Pulte, based in Bloomfield Hills, alleges the Washington, D.C.-based union has placed false information about Pulte on its Web site and has organized a campaign to deluge the company and its officials with telephone calls and e-mails, some of which are threatening.
The union “instructed its members to engage in a telephone campaign designed to intimidate and harass Pulte employees and to prevent those employees from performing their job duties, communicating with the general public, customers and co-workers, and preventing Pulte, in general, from conducting normal business operations,” the lawsuit alleges. “In the course of just a few days, Pulte received thousands of e-mails and hundreds if not thousands of telephone calls at its headquarters and various sales offices.”

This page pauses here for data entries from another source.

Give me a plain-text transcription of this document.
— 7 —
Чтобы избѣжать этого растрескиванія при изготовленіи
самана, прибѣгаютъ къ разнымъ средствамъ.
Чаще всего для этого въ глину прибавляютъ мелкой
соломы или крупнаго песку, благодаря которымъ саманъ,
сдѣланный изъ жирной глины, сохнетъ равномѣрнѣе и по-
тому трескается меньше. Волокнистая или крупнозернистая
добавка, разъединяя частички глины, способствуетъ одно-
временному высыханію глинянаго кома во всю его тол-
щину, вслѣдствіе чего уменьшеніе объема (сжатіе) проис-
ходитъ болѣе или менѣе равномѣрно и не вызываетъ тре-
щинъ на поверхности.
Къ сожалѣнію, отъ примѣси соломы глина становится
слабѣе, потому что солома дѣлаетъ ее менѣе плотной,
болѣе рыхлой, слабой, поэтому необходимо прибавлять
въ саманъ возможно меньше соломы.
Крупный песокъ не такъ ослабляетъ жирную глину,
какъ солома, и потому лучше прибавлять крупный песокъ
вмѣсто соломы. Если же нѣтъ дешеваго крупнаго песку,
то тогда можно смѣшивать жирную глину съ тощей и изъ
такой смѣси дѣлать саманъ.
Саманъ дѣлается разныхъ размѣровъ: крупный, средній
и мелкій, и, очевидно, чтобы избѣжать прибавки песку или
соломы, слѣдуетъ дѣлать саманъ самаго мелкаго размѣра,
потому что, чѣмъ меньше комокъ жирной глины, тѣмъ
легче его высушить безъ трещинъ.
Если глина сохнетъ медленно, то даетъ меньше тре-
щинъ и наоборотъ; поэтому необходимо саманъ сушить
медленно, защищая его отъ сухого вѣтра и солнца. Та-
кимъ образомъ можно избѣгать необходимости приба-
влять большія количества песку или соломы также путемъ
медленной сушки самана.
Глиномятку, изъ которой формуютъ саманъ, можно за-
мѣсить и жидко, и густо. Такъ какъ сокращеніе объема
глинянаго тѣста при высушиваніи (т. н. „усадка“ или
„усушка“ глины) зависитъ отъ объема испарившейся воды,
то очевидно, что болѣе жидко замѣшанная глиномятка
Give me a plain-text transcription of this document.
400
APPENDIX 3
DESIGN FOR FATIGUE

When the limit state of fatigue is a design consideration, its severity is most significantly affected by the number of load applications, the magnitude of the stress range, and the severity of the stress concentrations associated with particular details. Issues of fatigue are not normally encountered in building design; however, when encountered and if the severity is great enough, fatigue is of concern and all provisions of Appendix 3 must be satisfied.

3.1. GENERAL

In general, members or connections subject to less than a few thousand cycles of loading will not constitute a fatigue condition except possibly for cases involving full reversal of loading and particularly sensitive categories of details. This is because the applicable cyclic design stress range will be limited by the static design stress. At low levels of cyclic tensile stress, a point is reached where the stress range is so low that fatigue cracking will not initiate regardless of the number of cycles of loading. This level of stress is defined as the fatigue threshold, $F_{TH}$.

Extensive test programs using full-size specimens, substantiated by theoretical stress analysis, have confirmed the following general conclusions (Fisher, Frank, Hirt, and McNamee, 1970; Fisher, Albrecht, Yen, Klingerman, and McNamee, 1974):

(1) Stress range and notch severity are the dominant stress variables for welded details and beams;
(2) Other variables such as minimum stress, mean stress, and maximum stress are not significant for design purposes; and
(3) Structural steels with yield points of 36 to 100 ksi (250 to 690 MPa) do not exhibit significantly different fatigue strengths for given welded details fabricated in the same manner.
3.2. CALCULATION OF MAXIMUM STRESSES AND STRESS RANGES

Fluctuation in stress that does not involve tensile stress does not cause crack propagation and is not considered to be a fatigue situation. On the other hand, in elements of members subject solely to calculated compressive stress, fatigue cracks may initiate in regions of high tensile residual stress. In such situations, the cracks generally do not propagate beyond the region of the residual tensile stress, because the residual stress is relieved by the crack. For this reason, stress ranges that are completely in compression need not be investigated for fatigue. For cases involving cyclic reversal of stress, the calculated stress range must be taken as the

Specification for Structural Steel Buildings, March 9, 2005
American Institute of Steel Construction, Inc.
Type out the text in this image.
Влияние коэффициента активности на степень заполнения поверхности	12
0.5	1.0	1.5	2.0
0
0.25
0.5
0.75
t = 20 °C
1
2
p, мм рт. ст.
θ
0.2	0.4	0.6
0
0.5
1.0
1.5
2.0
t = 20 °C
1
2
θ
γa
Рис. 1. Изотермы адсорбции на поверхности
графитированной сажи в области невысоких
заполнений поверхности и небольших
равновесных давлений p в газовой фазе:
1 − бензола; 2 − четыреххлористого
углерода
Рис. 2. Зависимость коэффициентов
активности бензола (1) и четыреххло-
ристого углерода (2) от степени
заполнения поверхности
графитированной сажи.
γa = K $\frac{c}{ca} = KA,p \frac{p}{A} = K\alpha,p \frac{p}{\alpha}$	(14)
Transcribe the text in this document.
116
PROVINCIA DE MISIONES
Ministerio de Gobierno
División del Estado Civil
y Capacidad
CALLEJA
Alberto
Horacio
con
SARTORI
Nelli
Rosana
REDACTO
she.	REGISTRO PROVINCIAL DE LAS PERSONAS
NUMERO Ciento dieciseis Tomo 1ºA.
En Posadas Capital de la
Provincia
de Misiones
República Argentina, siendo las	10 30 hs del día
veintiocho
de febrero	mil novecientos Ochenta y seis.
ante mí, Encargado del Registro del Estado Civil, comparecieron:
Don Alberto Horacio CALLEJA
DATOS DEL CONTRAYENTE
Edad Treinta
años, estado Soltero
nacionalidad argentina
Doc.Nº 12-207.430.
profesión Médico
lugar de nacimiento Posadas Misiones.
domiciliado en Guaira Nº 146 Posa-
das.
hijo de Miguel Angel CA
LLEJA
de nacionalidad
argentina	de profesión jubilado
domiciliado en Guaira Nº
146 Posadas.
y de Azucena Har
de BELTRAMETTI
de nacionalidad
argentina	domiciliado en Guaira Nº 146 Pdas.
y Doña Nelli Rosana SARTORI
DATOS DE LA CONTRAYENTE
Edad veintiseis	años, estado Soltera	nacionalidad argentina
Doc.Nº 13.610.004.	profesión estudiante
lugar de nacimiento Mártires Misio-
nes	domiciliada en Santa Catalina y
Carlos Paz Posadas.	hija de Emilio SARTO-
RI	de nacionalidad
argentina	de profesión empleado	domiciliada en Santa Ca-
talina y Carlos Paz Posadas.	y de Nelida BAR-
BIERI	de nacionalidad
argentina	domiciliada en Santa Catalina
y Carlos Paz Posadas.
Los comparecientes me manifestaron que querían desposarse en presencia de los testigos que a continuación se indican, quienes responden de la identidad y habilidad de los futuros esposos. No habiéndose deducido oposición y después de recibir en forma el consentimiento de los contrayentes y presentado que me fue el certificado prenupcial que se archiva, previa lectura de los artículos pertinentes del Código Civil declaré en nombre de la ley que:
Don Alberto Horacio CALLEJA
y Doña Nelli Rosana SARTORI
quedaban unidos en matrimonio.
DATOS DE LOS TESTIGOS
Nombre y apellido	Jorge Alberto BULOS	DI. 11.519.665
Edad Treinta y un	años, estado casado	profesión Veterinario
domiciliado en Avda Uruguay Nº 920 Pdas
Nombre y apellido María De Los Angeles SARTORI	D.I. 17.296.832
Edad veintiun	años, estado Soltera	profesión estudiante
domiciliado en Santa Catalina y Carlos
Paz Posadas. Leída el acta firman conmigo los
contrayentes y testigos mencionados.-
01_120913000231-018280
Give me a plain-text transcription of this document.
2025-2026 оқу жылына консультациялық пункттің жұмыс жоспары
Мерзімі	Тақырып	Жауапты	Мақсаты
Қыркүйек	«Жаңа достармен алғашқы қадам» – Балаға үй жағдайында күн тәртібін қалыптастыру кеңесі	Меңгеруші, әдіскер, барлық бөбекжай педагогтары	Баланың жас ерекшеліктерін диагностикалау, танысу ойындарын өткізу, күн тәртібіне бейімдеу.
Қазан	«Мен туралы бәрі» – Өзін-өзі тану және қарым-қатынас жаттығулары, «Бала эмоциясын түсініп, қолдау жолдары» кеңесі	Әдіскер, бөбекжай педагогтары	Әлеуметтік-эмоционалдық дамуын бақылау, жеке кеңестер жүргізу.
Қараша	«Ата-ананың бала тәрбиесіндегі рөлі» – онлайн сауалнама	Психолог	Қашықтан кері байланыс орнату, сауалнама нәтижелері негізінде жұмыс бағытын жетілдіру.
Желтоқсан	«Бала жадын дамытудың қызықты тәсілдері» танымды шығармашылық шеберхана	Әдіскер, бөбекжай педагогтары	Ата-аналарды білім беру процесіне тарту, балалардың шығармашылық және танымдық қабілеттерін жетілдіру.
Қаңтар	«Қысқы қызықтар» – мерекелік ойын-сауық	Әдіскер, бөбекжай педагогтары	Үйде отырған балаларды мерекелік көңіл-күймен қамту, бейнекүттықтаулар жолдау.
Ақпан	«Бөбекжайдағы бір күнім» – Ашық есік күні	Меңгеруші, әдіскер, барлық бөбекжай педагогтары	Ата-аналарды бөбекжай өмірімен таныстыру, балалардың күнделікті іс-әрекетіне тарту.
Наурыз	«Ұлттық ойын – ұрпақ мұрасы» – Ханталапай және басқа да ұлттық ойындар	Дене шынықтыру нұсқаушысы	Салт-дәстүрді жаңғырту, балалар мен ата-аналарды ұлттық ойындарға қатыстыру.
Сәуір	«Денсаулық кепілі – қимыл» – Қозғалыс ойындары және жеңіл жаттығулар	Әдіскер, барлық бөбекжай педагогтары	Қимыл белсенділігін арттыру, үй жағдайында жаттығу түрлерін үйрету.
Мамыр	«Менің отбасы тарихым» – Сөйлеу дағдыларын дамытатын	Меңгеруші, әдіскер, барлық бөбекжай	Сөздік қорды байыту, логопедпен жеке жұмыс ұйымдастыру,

Dawn Page, a spokeswoman for the union, issued a prepared statement that said the allegations are false.
“This is really about working people trying to join together to improve their lives and sharing a sense of unity,” Page said. “Pulte workers and (the union) want Pulte to be a successful and profitable company, but a responsible company also.”
Pulte’s workers are not represented by the Laborers’ International Union.
According to the complaint, a dispute arose between Pulte and the union after employee Roberto Baltierra was fired in Arizona on Sept. 4.
The union falsely complained that Baltierra was fired for wearing a Laborers T-shirt and also falsely claimed that his seven crew members were also fired for supporting the union, the complaint alleges. In fact, only Baltierra was fired and his dismissal was not related to his T-shirt or union activities, Pulte claims in the lawsuit.
The union’s campaign featured slogans such as: “Rehire the Tucson Seven,” and telephone messages such as: “Put the employees back to work or you will rot in hell,” the lawsuit alleges.
The suit, assigned to U.S. District Judge Lawrence P. Zatkoff, alleges violation of the Computer Fraud and Abuse Act, trespass, tortuous interference with business relations and civil conspiracy.
Two union officials, Terence M. O’Sullivan and Randy Mayhew, are also named as defendants.